Entra a ideia europeia de que, como consequência de seu papel de liderança, a União Europeia teria as regras mais avançadas de saúde, proteção ao consumidor e qualidade de serviços públicos (varia muito, de país para país; não se comparam França e Romênia, por exemplo).

Por tudo isso, não surpreende que os produtores de agricultura de alta qualidade nos países do Club Med estejam aterrorizados, certos de que a parceria transatlântica TTIP será, de fato, uma invasão bárbara. Os italianos estão apavorados com o surgimento de um mercado monstro de falso made in Italy – as empresas norte-americanas rotulando qualquer cozidão-lá de OGMs, como presunto de Parma ou queijo gorgonzola.

Bom teste é dar uma chegada ao supermercado norte-americano médio mais próximo de você. É show de horrores: pelo menos 70% de todos os alimentos processados são infestados de organismos geneticamente modificados (OGMs). A União Europeia proíbe a entrada de virtualmente todos os alimentos que incorporem organismos geneticamente modificados. Para nem falar dos produtos tóxicos. Na União Europeia todas as empresas têm de comprovar que uma substância é segura, antes de ela poder ser comercializada. Nos EUA, vale absolutamente tudo.

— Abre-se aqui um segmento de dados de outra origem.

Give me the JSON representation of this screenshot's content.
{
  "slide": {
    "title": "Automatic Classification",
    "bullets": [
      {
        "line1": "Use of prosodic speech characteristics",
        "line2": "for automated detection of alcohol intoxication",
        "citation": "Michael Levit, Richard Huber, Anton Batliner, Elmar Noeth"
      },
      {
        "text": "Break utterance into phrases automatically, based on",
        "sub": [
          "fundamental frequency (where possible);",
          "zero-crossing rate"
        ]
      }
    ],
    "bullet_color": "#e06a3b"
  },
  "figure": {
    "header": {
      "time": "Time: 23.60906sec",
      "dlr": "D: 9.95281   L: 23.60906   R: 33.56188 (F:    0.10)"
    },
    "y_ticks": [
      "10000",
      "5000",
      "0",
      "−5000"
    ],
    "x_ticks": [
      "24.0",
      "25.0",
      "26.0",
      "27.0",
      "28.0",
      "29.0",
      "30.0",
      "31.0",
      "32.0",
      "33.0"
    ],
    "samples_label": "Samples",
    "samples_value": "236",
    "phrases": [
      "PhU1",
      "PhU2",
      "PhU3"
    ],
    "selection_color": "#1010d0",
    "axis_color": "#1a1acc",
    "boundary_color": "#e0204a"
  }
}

Manifestação de ativistas na Alemanha

Nos termos do tratado TTIP, saúde pública, educação e serviços de fornecimento de água na União Europeia serão devastados – e encampados por empresas privadas norte-americanas. As leis de segurança alimentar, leis chaves sobre proteção ambiental e regulações bancárias serão viradas de pernas para o ar.

Os "especialistas" em TTIP só fazem "ensinar" que essa Globalização 2.0 levará a uma "avançada" de 0,5% no PIB conjunto da União Europeia. Não chega a ser exatamente índice chinês. Mas se você está devastado de tanta "austeridade', você bebe qualquer Kool aid que apareça. Acompanha, presunto de plástico "Parma".